Head of Agroecology and Biometeorology at the Czech University of Life Sciences Prague, Professor Josef Soukup also runs the institute that conducts plant protection products registration trials for various companies. He has always been interested in oilseed rape (OSR) and here he outlines its importance in the Czech Republic and the how farmers manage weed control.
How important is OSR in the Czech Republic?
J.S. : Winter OSR is now one of the country’s main crops. It covers about 400,000 ha, and though less than wheat, which is 750,000 to 800,000 ha it’s more than spring barley, at 350,000 to 400,000 ha and fodder maize, at 250,000 ha. OSR surfaces depend mainly on weather conditions at sowing time and on overwintering. We usually sow between August 15th and 30th, or even early September in warm regions.

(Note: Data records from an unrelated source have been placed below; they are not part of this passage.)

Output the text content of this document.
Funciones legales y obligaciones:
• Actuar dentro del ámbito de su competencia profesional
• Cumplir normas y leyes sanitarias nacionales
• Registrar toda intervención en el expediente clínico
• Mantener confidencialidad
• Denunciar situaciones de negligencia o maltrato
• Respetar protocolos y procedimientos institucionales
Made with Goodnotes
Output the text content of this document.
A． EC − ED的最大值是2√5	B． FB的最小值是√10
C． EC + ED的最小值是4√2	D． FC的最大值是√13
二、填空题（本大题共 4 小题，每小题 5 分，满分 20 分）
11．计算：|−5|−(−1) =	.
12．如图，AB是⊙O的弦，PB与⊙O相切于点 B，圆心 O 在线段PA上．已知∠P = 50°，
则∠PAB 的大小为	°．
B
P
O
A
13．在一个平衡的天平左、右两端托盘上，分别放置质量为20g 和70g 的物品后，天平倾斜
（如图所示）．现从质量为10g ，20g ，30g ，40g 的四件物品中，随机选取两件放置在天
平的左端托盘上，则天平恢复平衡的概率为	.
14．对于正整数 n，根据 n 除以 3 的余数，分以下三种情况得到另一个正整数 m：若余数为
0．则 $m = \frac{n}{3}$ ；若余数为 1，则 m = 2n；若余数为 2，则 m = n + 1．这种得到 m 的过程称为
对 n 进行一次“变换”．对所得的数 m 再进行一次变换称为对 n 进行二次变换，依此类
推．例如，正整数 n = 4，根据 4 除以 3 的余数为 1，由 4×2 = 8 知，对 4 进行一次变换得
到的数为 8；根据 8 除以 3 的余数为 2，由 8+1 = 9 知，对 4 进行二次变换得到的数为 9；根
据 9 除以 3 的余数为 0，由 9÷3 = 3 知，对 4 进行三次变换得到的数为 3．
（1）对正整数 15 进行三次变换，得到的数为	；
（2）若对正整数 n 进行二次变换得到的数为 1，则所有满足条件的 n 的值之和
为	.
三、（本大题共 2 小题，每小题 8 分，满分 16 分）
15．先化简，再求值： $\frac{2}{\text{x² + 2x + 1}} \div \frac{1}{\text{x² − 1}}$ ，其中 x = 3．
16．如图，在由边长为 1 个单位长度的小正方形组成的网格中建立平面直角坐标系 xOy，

What is OSR’s potential in your country?
J.S. : The average yield has been very high for four years, 3.5 t/ha in 2013, 2015 and 2016, and almost 4 t/ha in 2016. Pol-Agro set the record with 5.25 t/ha on 170 ha in Poláky, in the north-west of the country. Domestic production amounts to 1.2-1.4 million t per year, 70% of which is processed in the Czech Republic. 400,000 to 500,000 t are exported, mainly to Germany.
What types of weeds do farmers have to deal with in their OSR?
J.S. : Cleavers and mayweed are found throughout the country, along with poppies and hedge mustard in the warmer regions, whereas cornflowers are more localised. We also see intermediates such as common field-speedwell, henbit dead-nettle, field pennycress, and shepherd’s-purse. The most frequent weedy grass in the country, the silky bent-grass is not an issue in OSR and there aren’t too many other grasses, just perennial common couch and very rare black-grass.
How do you control weeds in OSR?
J.S. : Farmers generally use metazachlor in combination with clomazone at pre-emergence or with quinmerac and dimethenamid-P at pre-emergence or early post-emergence, up to the OSR 2- to 3-leaf stage. Other post-emergence applications with herbicide containing aminopyralid, clopyralid and picloram are rare and generally restricted to areas of heavy soils and/or dry conditions. The HT technology with varieties tolerant to imazamox is not very widespread. The range of herbicides available has so far been sufficient, but now new post-emergence solutions would be welcome.
You believe that post-emergence solutions would be welcome in the Czech Republic. Why is that?
J.S. : Farmers are increasingly being faced with restrictions on their use of metazachlor in groundwater protection zones. Post-emergence can also be used for larger application window, and this provides flexibility with regard to choosing application dates. It reduces the risk of unnecessarily applying a herbicide in fields with poor emergence which might result in the need for replacement.
Post-emergence is also a better solution in soils where residual herbicides are less effective, such as dry, very sandy or very heavy soils, or plots with surface plant residues. Some weeds, such as Cranesbill, some crucifers and perennials are difficult to control with conventional pre-emergence herbicides. In post-emergence, farmers would only need to treat with one early application against broadleaf weeds followed later by treatment against volunteer cereals.